Pekerjaan instalasi dan pemeliharaan Pembangkit Listrik Tenaga Surya (PLTS) memiliki tingkat risiko yang cukup tinggi, terutama terkait bahaya listrik. Berbeda dengan sistem kelistrikan konvensional, panel surya tetap dapat menghasilkan energi listrik selama terkena sinar matahari, sehingga sistem tidak dapat sepenuhnya “dimatikan”.

Selain itu, tegangan arus searah (DC) pada sistem PLTS dapat mencapai ratusan hingga lebih dari 1000 volt, yang berpotensi menimbulkan risiko serius. Tidak hanya itu, pekerja juga dihadapkan pada kemungkinan terjadinya sengatan listrik maupun fenomena arc flash, yaitu percikan listrik akibat gangguan atau hubung singkat yang dapat menyebabkan luka bakar hingga kebakaran.

1. Jenis Bahaya Listrik pada PLTS

a. Sengatan Listrik (Electric Shock)

Sengatan listrik merupakan salah satu risiko paling umum dalam pekerjaan instalasi maupun pemeliharaan PLTS. Kondisi ini terjadi ketika tubuh manusia secara tidak sengaja menjadi penghantar arus listrik, baik akibat kontak langsung dengan konduktor maupun karena adanya kebocoran arus pada sistem.

Dampak dari sengatan listrik dapat bervariasi, tergantung pada besar arus, durasi kontak, serta jalur aliran listrik dalam tubuh. Beberapa dampak yang dapat terjadi antara lain:

  • Kejang otot
  • Luka bakar pada jaringan tubuh
  • Gangguan sistem saraf
  • Henti jantung (fatal)

b. Arc Flash (Ledakan Listrik)

Arc flash merupakan fenomena percikan atau loncatan listrik yang terjadi akibat gangguan seperti hubung singkat atau kegagalan isolasi pada sistem kelistrikan. Pada sistem PLTS, risiko ini bisa muncul terutama pada sisi DC maupun saat proses pengkoneksian peralatan.

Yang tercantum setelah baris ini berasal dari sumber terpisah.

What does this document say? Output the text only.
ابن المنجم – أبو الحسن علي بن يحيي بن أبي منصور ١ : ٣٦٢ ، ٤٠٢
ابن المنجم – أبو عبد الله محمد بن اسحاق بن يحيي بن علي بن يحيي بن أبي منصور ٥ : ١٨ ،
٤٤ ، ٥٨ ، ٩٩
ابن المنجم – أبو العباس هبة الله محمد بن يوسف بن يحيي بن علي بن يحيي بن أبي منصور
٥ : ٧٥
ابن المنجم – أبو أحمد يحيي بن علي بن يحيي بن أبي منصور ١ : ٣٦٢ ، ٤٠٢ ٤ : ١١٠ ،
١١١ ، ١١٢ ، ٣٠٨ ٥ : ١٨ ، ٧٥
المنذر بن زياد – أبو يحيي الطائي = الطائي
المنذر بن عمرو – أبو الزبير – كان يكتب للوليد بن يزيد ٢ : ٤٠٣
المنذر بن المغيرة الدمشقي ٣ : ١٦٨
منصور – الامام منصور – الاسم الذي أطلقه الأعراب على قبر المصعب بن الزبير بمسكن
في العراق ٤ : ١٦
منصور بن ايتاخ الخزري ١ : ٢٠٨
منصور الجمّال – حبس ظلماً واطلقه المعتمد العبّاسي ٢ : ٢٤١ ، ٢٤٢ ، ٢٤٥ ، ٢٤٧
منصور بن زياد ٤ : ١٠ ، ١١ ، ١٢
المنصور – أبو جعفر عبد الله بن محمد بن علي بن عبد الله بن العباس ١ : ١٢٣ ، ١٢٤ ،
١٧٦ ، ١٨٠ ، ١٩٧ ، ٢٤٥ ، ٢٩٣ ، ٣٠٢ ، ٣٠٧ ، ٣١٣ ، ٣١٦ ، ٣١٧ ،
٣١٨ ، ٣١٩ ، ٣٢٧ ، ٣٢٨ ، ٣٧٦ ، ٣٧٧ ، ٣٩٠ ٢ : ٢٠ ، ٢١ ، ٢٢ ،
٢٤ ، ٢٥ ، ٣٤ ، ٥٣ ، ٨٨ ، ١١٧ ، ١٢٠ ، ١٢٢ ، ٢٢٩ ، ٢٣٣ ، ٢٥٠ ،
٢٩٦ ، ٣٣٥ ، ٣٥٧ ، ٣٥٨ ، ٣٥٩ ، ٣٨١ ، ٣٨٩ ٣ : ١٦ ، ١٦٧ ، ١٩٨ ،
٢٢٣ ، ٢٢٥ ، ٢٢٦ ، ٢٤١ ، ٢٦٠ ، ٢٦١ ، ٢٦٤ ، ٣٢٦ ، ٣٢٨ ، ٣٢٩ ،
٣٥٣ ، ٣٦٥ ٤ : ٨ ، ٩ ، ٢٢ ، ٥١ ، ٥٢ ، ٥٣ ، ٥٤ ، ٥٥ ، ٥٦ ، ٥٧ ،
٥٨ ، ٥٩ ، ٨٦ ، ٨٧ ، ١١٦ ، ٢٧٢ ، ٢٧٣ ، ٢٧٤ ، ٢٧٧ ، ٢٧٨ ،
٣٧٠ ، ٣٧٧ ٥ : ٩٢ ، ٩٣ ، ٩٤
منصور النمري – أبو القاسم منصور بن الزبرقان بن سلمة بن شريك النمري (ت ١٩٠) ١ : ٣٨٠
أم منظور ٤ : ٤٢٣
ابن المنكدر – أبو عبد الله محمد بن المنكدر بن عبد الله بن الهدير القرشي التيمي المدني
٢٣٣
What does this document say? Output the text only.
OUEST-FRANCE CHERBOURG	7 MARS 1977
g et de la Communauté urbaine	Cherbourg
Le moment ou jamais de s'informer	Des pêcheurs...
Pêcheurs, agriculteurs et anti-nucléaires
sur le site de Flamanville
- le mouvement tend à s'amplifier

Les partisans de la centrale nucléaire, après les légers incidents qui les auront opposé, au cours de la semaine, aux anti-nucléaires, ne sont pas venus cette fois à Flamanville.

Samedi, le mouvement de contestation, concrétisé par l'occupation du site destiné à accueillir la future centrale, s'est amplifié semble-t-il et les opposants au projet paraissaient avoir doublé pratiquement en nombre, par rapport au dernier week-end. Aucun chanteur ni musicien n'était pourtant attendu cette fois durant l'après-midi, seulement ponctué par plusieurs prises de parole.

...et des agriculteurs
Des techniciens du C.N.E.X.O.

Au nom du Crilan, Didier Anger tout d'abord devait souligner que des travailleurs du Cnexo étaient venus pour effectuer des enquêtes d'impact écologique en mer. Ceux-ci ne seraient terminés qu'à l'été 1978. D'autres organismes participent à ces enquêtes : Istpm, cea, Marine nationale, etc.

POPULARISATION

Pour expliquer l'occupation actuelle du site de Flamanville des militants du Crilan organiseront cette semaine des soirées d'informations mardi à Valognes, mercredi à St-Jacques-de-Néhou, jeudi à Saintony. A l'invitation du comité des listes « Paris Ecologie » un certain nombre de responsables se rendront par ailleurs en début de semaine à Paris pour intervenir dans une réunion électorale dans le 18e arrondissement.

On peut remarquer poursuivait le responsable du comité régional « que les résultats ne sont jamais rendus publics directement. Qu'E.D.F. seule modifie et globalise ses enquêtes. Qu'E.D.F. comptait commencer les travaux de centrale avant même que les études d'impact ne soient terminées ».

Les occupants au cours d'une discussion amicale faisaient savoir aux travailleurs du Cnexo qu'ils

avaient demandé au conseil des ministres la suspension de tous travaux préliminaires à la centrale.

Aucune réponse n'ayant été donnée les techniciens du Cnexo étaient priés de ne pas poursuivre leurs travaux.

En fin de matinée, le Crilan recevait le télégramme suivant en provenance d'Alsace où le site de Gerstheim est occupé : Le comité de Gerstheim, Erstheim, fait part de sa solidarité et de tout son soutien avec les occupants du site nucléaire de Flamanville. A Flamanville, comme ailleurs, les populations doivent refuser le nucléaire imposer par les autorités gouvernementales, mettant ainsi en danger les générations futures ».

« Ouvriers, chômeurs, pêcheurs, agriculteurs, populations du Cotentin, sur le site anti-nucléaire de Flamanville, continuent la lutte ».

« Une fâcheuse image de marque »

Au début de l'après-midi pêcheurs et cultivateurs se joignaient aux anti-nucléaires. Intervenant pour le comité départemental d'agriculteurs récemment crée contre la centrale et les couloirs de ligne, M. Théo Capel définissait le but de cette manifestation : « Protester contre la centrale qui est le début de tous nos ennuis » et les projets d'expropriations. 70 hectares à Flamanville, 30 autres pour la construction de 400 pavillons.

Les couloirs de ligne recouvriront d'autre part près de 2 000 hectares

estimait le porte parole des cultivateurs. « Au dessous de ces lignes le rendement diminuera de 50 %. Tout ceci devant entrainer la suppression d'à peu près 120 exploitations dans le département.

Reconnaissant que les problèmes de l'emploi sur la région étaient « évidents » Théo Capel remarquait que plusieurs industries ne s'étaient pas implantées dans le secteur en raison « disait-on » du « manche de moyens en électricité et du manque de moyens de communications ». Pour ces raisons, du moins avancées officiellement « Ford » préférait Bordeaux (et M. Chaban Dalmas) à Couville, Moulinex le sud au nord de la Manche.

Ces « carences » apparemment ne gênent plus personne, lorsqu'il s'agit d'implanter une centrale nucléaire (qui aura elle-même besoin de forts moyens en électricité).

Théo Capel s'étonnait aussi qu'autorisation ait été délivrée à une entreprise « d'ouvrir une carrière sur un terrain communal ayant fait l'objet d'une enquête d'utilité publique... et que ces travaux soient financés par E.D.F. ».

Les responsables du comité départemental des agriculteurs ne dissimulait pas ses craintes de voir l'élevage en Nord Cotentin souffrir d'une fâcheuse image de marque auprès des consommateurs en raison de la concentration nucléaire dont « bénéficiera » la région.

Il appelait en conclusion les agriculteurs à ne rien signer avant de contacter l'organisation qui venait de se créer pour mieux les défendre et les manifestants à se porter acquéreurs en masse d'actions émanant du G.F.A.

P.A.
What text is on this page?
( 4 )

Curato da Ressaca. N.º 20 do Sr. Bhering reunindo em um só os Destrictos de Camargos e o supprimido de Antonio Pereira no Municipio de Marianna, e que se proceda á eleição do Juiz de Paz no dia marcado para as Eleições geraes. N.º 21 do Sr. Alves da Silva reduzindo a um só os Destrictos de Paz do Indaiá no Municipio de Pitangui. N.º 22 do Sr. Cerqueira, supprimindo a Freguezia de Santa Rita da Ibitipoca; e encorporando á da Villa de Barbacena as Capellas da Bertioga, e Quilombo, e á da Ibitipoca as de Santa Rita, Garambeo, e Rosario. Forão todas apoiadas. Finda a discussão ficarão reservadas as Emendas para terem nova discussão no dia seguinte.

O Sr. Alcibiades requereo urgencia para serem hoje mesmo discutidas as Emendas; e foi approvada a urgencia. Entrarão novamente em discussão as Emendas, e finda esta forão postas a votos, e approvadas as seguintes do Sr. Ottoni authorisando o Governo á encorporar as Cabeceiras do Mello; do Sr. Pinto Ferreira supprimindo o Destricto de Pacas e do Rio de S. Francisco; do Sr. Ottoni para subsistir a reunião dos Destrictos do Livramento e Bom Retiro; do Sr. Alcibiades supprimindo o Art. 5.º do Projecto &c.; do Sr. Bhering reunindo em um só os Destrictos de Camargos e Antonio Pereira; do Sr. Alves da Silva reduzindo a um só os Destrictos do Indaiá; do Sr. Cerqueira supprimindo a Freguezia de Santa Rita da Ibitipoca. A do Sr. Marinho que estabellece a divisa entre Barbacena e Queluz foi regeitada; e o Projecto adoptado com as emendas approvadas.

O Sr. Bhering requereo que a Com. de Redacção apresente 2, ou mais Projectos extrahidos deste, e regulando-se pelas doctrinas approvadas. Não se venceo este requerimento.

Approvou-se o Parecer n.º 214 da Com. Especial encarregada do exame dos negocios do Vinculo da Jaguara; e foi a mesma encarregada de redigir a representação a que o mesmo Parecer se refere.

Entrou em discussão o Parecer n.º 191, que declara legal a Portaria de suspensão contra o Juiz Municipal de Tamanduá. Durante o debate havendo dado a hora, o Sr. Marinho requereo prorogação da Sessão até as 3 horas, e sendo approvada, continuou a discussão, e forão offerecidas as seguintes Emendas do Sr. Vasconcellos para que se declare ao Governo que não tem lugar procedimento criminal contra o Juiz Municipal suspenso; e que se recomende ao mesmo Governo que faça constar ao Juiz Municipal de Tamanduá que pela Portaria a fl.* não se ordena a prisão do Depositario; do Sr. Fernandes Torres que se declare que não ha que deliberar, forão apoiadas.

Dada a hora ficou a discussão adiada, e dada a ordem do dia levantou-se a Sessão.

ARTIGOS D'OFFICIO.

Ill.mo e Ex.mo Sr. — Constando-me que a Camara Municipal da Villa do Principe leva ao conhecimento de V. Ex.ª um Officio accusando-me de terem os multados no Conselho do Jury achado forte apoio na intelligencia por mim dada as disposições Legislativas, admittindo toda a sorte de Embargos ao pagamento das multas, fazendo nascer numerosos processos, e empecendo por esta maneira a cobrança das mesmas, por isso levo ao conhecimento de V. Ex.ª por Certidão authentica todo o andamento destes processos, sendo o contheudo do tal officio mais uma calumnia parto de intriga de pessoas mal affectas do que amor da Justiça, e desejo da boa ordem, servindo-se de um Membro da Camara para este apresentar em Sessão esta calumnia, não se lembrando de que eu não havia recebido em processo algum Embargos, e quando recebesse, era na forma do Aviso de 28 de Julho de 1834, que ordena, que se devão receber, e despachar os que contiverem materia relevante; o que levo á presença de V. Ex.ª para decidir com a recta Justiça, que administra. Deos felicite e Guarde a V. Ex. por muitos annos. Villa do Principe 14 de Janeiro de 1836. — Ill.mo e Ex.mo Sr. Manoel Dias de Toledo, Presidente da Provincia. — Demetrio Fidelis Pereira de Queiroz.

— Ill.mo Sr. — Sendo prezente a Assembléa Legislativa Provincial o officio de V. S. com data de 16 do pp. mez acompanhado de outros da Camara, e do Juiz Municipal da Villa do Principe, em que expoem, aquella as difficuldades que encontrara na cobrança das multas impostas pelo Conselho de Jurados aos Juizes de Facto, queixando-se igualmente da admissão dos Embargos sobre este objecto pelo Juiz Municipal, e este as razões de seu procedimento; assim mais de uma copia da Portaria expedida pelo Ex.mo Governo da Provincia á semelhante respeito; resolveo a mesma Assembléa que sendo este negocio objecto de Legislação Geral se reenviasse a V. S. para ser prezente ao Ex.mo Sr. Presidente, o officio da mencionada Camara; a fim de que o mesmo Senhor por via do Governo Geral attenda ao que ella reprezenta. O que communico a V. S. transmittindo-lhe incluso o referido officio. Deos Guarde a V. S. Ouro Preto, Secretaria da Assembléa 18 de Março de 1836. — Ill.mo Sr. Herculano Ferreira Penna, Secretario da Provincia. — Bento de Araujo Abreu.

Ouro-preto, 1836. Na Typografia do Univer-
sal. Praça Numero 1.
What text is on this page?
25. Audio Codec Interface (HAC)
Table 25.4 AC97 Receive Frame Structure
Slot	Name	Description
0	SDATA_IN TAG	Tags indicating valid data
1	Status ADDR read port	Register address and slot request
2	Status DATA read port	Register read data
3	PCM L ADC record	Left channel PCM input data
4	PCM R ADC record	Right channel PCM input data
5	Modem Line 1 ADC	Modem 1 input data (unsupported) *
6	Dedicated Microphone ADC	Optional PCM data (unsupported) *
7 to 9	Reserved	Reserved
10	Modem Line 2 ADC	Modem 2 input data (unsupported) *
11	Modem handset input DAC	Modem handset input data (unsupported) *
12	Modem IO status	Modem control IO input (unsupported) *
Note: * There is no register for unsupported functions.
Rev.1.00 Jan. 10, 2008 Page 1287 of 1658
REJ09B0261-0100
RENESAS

Arc flash menghasilkan panas yang sangat tinggi dalam waktu singkat, bahkan dapat mencapai ribuan derajat Celsius. Kondisi ini menjadikannya salah satu bahaya paling serius dalam pekerjaan kelistrikan.

Dampak yang dapat ditimbulkan antara lain:

  • Luka bakar serius pada kulit
  • Kebakaran di area instalasi
  • Kerusakan pada peralatan listrik

c. Arus DC Lebih Berbahaya

Dalam sistem PLTS, arus yang digunakan adalah arus searah (DC). Dibandingkan dengan arus bolak-balik (AC) yang umum digunakan pada jaringan listrik rumah tangga, arus DC memiliki karakteristik yang membuatnya lebih berbahaya dalam kondisi tertentu.

Salah satu alasan utamanya adalah sifat arus DC yang cenderung mengalir secara konstan, sehingga tubuh manusia bisa lebih sulit melepaskan diri saat terjadi kontak listrik. Selain itu, busur listrik (arc) pada arus DC juga lebih stabil dan tidak mudah padam, sehingga meningkatkan risiko kebakaran maupun cedera serius.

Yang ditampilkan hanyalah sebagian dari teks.